Myslę, ze to nie jest kwestia wykształcenia...Ja związałam się z mężczyzna, który ledwo skończył zawodówkę, ja miałam wtedy wykształcenie średnie i rozpoczęte studia. On nie bardzo umiał złożyć zdanie do kupy, ja elokwentna, oczytana.... A dziś? W kwestii wykształcenia nic się nie zmieniło, ale w kwestii wiedzy mój facet przescignął mnie o całe lata świetlne... Ai Żyd z katolikiem jesli sie pokaochaja prawdziwa, pełna tolerancji, dojrzałą milością, to beda umieli ze soba żyć :)
napisał/a: sarna3 2007-11-12 21:09
Dla mnie zdrada bedzie zdrada.Nie wazne czy zdradzil ,bo chcial czy sie ''pogubil'',choc przyznam,ze to bardzo dziwne tlumaczenie''pogubil sie''.Szukal odskoczni poprostu.A dlaczego ,bo wiedzial ,że ma w domu zone ,ktora wybaczy wszystko.To nie jest zadne zagubienie ,kazda zdrada jest premedytacja.Przecież nie sa bezwolnymi facetami tylko maja rozum.Pogubil sie ? ..i w tym zagubieniu zapomnial,ze kocha tak?Dziwny poglad na zdrade.Oni zadradzaja ,bo chca i wiedza, ze wroca jak zonke przeprosza,a ona uwierzy,ze juz nigdy wiecej.A wracaja ,bo w domu maja wygode,wyrozumiala kobiete ,ktora w razie czego jak sie pogubie -wybaczy.
Mowie to i zawsze bede tak twierdzic, że jak sie kocha to sie nie zdradza!! ;)

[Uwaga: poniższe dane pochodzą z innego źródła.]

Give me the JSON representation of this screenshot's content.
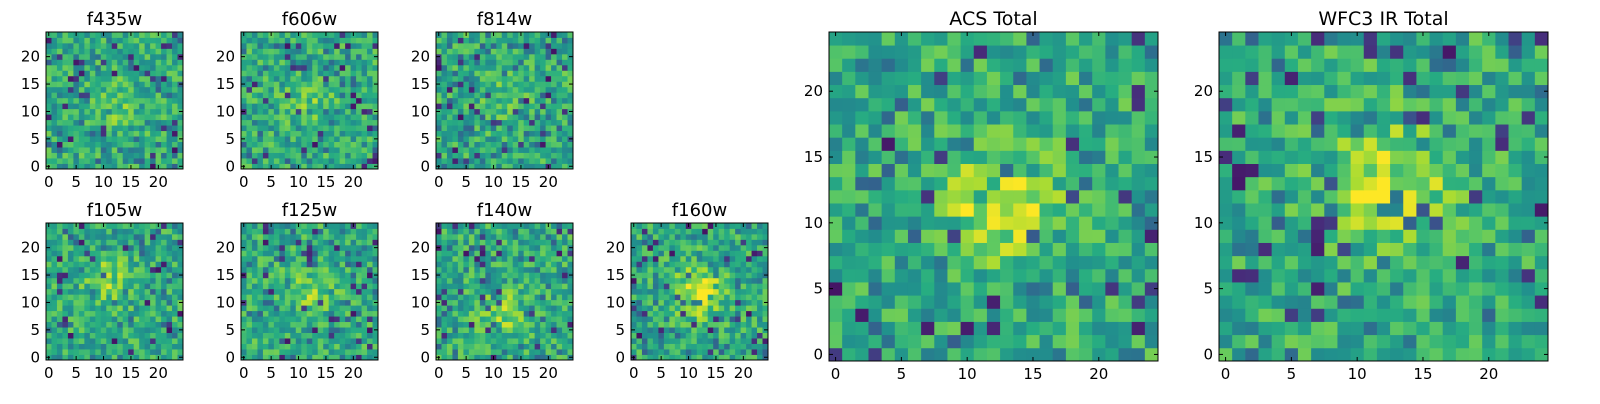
{
  "chart_data": [
    {
      "type": "heatmap",
      "title": "f435w",
      "xlabel": "",
      "ylabel": "",
      "xlim": [
        0,
        24
      ],
      "ylim": [
        0,
        24
      ],
      "xticks": [
        "0",
        "5",
        "10",
        "15",
        "20"
      ],
      "yticks": [
        "0",
        "5",
        "10",
        "15",
        "20"
      ],
      "colormap": "viridis",
      "grid_size": 25,
      "blob": {
        "cx": 12,
        "cy": 11,
        "strength": 0.12
      }
    },
    {
      "type": "heatmap",
      "title": "f606w",
      "xlabel": "",
      "ylabel": "",
      "xlim": [
        0,
        24
      ],
      "ylim": [
        0,
        24
      ],
      "xticks": [
        "0",
        "5",
        "10",
        "15",
        "20"
      ],
      "yticks": [
        "0",
        "5",
        "10",
        "15",
        "20"
      ],
      "colormap": "viridis",
      "grid_size": 25,
      "blob": {
        "cx": 12,
        "cy": 12,
        "strength": 0.12
      }
    },
    {
      "type": "heatmap",
      "title": "f814w",
      "xlabel": "",
      "ylabel": "",
      "xlim": [
        0,
        24
      ],
      "ylim": [
        0,
        24
      ],
      "xticks": [
        "0",
        "5",
        "10",
        "15",
        "20"
      ],
      "yticks": [
        "0",
        "5",
        "10",
        "15",
        "20"
      ],
      "colormap": "viridis",
      "grid_size": 25,
      "blob": {
        "cx": 12,
        "cy": 12,
        "strength": 0.1
      }
    },
    {
      "type": "heatmap",
      "title": "f105w",
      "xlabel": "",
      "ylabel": "",
      "xlim": [
        0,
        24
      ],
      "ylim": [
        0,
        24
      ],
      "xticks": [
        "0",
        "5",
        "10",
        "15",
        "20"
      ],
      "yticks": [
        "0",
        "5",
        "10",
        "15",
        "20"
      ],
      "colormap": "viridis",
      "grid_size": 25,
      "blob": {
        "cx": 11,
        "cy": 14,
        "strength": 0.2
      }
    },
    {
      "type": "heatmap",
      "title": "f125w",
      "xlabel": "",
      "ylabel": "",
      "xlim": [
        0,
        24
      ],
      "ylim": [
        0,
        24
      ],
      "xticks": [
        "0",
        "5",
        "10",
        "15",
        "20"
      ],
      "yticks": [
        "0",
        "5",
        "10",
        "15",
        "20"
      ],
      "colormap": "viridis",
      "grid_size": 25,
      "blob": {
        "cx": 12,
        "cy": 12,
        "strength": 0.2
      }
    },
    {
      "type": "heatmap",
      "title": "f140w",
      "xlabel": "",
      "ylabel": "",
      "xlim": [
        0,
        24
      ],
      "ylim": [
        0,
        24
      ],
      "xticks": [
        "0",
        "5",
        "10",
        "15",
        "20"
      ],
      "yticks": [
        "0",
        "5",
        "10",
        "15",
        "20"
      ],
      "colormap": "viridis",
      "grid_size": 25,
      "blob": {
        "cx": 12,
        "cy": 8,
        "strength": 0.2
      }
    },
    {
      "type": "heatmap",
      "title": "f160w",
      "xlabel": "",
      "ylabel": "",
      "xlim": [
        0,
        24
      ],
      "ylim": [
        0,
        24
      ],
      "xticks": [
        "0",
        "5",
        "10",
        "15",
        "20"
      ],
      "yticks": [
        "0",
        "5",
        "10",
        "15",
        "20"
      ],
      "colormap": "viridis",
      "grid_size": 25,
      "blob": {
        "cx": 12,
        "cy": 12,
        "strength": 0.35
      }
    },
    {
      "type": "heatmap",
      "title": "ACS Total",
      "xlabel": "",
      "ylabel": "",
      "xlim": [
        0,
        24
      ],
      "ylim": [
        0,
        24
      ],
      "xticks": [
        "0",
        "5",
        "10",
        "15",
        "20"
      ],
      "yticks": [
        "0",
        "5",
        "10",
        "15",
        "20"
      ],
      "colormap": "viridis",
      "grid_size": 25,
      "blob": {
        "cx": 12.5,
        "cy": 11.5,
        "strength": 0.3
      }
    },
    {
      "type": "heatmap",
      "title": "WFC3 IR Total",
      "xlabel": "",
      "ylabel": "",
      "xlim": [
        0,
        24
      ],
      "ylim": [
        0,
        24
      ],
      "xticks": [
        "0",
        "5",
        "10",
        "15",
        "20"
      ],
      "yticks": [
        "0",
        "5",
        "10",
        "15",
        "20"
      ],
      "colormap": "viridis",
      "grid_size": 25,
      "blob": {
        "cx": 12.5,
        "cy": 13,
        "strength": 0.35
      }
    }
  ],
  "colors": {
    "viridis_low": "#440154",
    "viridis_mid": "#21918c",
    "viridis_high": "#fde725"
  }
}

napisał/a: Ankaaaa 2007-11-12 21:32
do Ciarki- mowisz kochana ze swojego doswiadczenia a ja ze swojego. wyksztalcenie rozumiane jako pewien swiatopoglad i zasob wiedzy drugiej soboy ma dla mnie znaczenie. dla kazdego chyba.jesli spotkalas kogos kto Cie ujal czyms to bardzo dobrze.
i zgadzam sie z Sarna:) zdrada to zdrada. pewnie, ze sa rozne rodzaje zdrady- wg klasyfikacji Sarny- eocjonalna, fizyczna itd. ale wszystko to laczy sie z klamstwem a jak wybaczysz klamstwo najblizszej osobie?nie chodzi o to, ze ktos z kims spal czy nie, czy pisal smsy do inej kobiety albo flirtowal na czacie. jak wybaczysz, ze jedna z niewielu osob na swiecie ktorej ufasz, zyje obok ciebie i prowadzi podwojne zycie??jak zaufasz na nowo? czyjas zdrada to czyjes zniszczone zycie, trzeba byc okrutnym zeby sie z tym nieliczyc, nawet, jesli clzowieka dotykaja straszne problemy. da sie je zalatwic inaczej.nie jestesmy śmieciem na wietrze ktory leci, gdzie go wiatr poniesie...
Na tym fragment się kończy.